On the one hand, I acknowledge the general impracticality of such an approach, but on the other I'm increasingly less convinced every year that anything less will ever be secure. And I also accept the corresponding implication that if programmers never do come to accept this sort of thing, we will never have secure code.
It's not that impractical, I've seen systems setup that way with unix domain sockets where you can pass an fd along with a message. I'm trying to remember where (android?), but there's a bluetooth stack setup like this, where your manifest is registered by a trusted entity, that then you talk to over an unix domain socket to get another unix domain socket to the actual bluetooth stack on an IPC endpoint that was setup with the bluetooth stack with only your permission set.
It's just not a panacea. Even if you fracture the permissions, they still exist in many places and exploit chains are used to having to act as the same sort of distributed application as what you're suggesting to exercise those distributed rights.
> log4j would just send those user provided strings over an IPC channel
No it'd have to send the strings and a capability for network access.

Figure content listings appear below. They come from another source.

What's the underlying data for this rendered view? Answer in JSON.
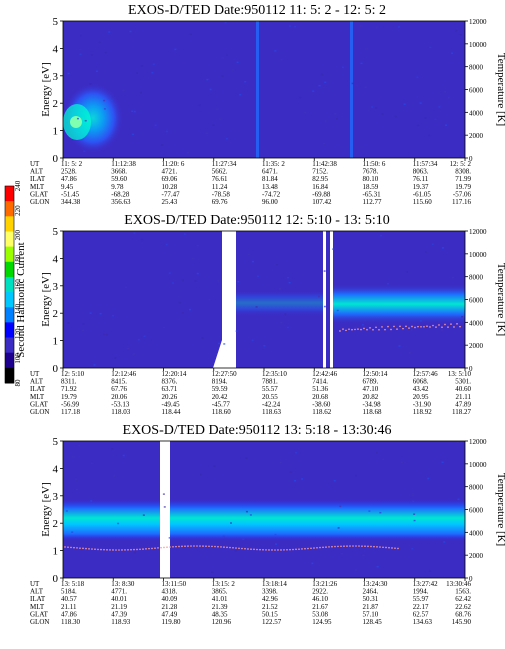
{
  "colorbar": {
    "label": "Second Harmonic Current",
    "ticks": [
      "240",
      "220",
      "200",
      "180",
      "160",
      "140",
      "120",
      "100",
      "80"
    ],
    "colors": [
      "#ff0000",
      "#ff6a00",
      "#ffd200",
      "#ffff66",
      "#9cff00",
      "#00d800",
      "#00e0c0",
      "#00c8ff",
      "#0080ff",
      "#0000ff",
      "#3b2cc4",
      "#1e008e",
      "#000000"
    ]
  },
  "chart_data": [
    {
      "type": "heatmap",
      "title": "EXOS-D/TED   Date:950112  11: 5: 2 - 12: 5: 2",
      "ylabel": "Energy [eV]",
      "y2label": "Temperature [K]",
      "ylim": [
        0,
        5
      ],
      "y2lim": [
        0,
        12000
      ],
      "yticks": [
        "0",
        "1",
        "2",
        "3",
        "4",
        "5"
      ],
      "y2ticks": [
        "0",
        "2000",
        "4000",
        "6000",
        "8000",
        "10000",
        "12000"
      ],
      "row_labels": [
        "UT",
        "ALT",
        "ILAT",
        "MLT",
        "GLAT",
        "GLON"
      ],
      "columns": [
        [
          "11: 5: 2",
          "2528.",
          "47.86",
          "9.45",
          "-51.45",
          "344.38"
        ],
        [
          "11:12:38",
          "3668.",
          "59.60",
          "9.78",
          "-68.28",
          "356.63"
        ],
        [
          "11:20: 6",
          "4721.",
          "69.06",
          "10.28",
          "-77.47",
          "25.43"
        ],
        [
          "11:27:34",
          "5662.",
          "76.61",
          "11.24",
          "-78.58",
          "69.76"
        ],
        [
          "11:35: 2",
          "6471.",
          "81.84",
          "13.48",
          "-74.72",
          "96.00"
        ],
        [
          "11:42:38",
          "7152.",
          "82.95",
          "16.84",
          "-69.88",
          "107.42"
        ],
        [
          "11:50: 6",
          "7678.",
          "80.10",
          "18.59",
          "-65.31",
          "112.77"
        ],
        [
          "11:57:34",
          "8063.",
          "76.11",
          "19.37",
          "-61.05",
          "115.60"
        ],
        [
          "12: 5: 2",
          "8308.",
          "71.99",
          "19.79",
          "-57.06",
          "117.16"
        ]
      ]
    },
    {
      "type": "heatmap",
      "title": "EXOS-D/TED   Date:950112  12: 5:10 - 13: 5:10",
      "ylabel": "Energy [eV]",
      "y2label": "Temperature [K]",
      "ylim": [
        0,
        5
      ],
      "y2lim": [
        0,
        12000
      ],
      "yticks": [
        "0",
        "1",
        "2",
        "3",
        "4",
        "5"
      ],
      "y2ticks": [
        "0",
        "2000",
        "4000",
        "6000",
        "8000",
        "10000",
        "12000"
      ],
      "row_labels": [
        "UT",
        "ALT",
        "ILAT",
        "MLT",
        "GLAT",
        "GLON"
      ],
      "columns": [
        [
          "12: 5:10",
          "8311.",
          "71.92",
          "19.79",
          "-56.99",
          "117.18"
        ],
        [
          "12:12:46",
          "8415.",
          "67.76",
          "20.06",
          "-53.13",
          "118.03"
        ],
        [
          "12:20:14",
          "8376.",
          "63.71",
          "20.26",
          "-49.45",
          "118.44"
        ],
        [
          "12:27:50",
          "8194.",
          "59.59",
          "20.42",
          "-45.77",
          "118.60"
        ],
        [
          "12:35:10",
          "7881.",
          "55.57",
          "20.55",
          "-42.24",
          "118.63"
        ],
        [
          "12:42:46",
          "7414.",
          "51.36",
          "20.68",
          "-38.60",
          "118.62"
        ],
        [
          "12:50:14",
          "6789.",
          "47.10",
          "20.82",
          "-34.98",
          "118.68"
        ],
        [
          "12:57:46",
          "6068.",
          "43.42",
          "20.95",
          "-31.90",
          "118.92"
        ],
        [
          "13: 5:10",
          "5301.",
          "40.60",
          "21.11",
          "47.89",
          "118.27"
        ]
      ]
    },
    {
      "type": "heatmap",
      "title": "EXOS-D/TED   Date:950112  13: 5:18 - 13:30:46",
      "ylabel": "Energy [eV]",
      "y2label": "Temperature [K]",
      "ylim": [
        0,
        5
      ],
      "y2lim": [
        0,
        12000
      ],
      "yticks": [
        "0",
        "1",
        "2",
        "3",
        "4",
        "5"
      ],
      "y2ticks": [
        "0",
        "2000",
        "4000",
        "6000",
        "8000",
        "10000",
        "12000"
      ],
      "row_labels": [
        "UT",
        "ALT",
        "ILAT",
        "MLT",
        "GLAT",
        "GLON"
      ],
      "columns": [
        [
          "13: 5:18",
          "5184.",
          "40.57",
          "21.11",
          "47.86",
          "118.30"
        ],
        [
          "13: 8:30",
          "4771.",
          "40.01",
          "21.19",
          "47.39",
          "118.93"
        ],
        [
          "13:11:50",
          "4318.",
          "40.09",
          "21.28",
          "47.49",
          "119.80"
        ],
        [
          "13:15: 2",
          "3865.",
          "41.01",
          "21.39",
          "48.35",
          "120.96"
        ],
        [
          "13:18:14",
          "3398.",
          "42.96",
          "21.52",
          "50.15",
          "122.57"
        ],
        [
          "13:21:26",
          "2922.",
          "46.10",
          "21.67",
          "53.08",
          "124.95"
        ],
        [
          "13:24:30",
          "2464.",
          "50.31",
          "21.87",
          "57.10",
          "128.45"
        ],
        [
          "13:27:42",
          "1994.",
          "55.97",
          "22.17",
          "62.57",
          "134.63"
        ],
        [
          "13:30:46",
          "1563.",
          "62.42",
          "22.62",
          "68.76",
          "145.90"
        ]
      ]
    }
  ]
}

Which it wouldn't have unless you were specifically doing that, so it would be able to make network access.
It's JNDI, a network library namespace library sort of like DNS but using LDAP.
Going off what I've seen for DNS daemons in capability systems, the whole point is to not have a network capability on the client of the daemon at all, but only in the DNS daemon, who gets IPC channels setup by by some minter of capabilities in the TCB. That IPC layer lets you make JNDI requests, but because of the capability model is a non forgeable permission over the idea of DNS lookups both of the local cache and over the network if need be. The the DNS daemon is the only one with a network capability for a random UDP port to make requests.
So what you have in your fine grained caps is
DNS daemon
* IPC server port
* UDP port
client app
* client port to DNS daemon
If someone coded that DNS daemon as 'you know what, new DNS record type called CAFEBABE that is an arbitrary, untrusted server name and path to load some untrusted .class file from', both the above capability system implementation wouldn't help, and we'd take the DNS daemon authors out and flog them for implementing that. If it was in the RFC we'd take the writers out and flog them too. That's the best defense I've found unfortunately.
And the big issue is that there's tons of these caps even now needed for a system, and it's hard to manage it all even when explicitly in a big table. At best it sort of looks like Terraform, at worst it looks like JCL or an autotools script. It's real easy for it to expand out of someone devops person's mental scope, where we all take potshots on the Internet for not following some hardening guide instead of other guides on a breach.
A capability-secure language would keep log4j from getting access to the IPC channel to the JNDI process, unless log4j's caller specifically passed log4j the JNDI IPC channel capability.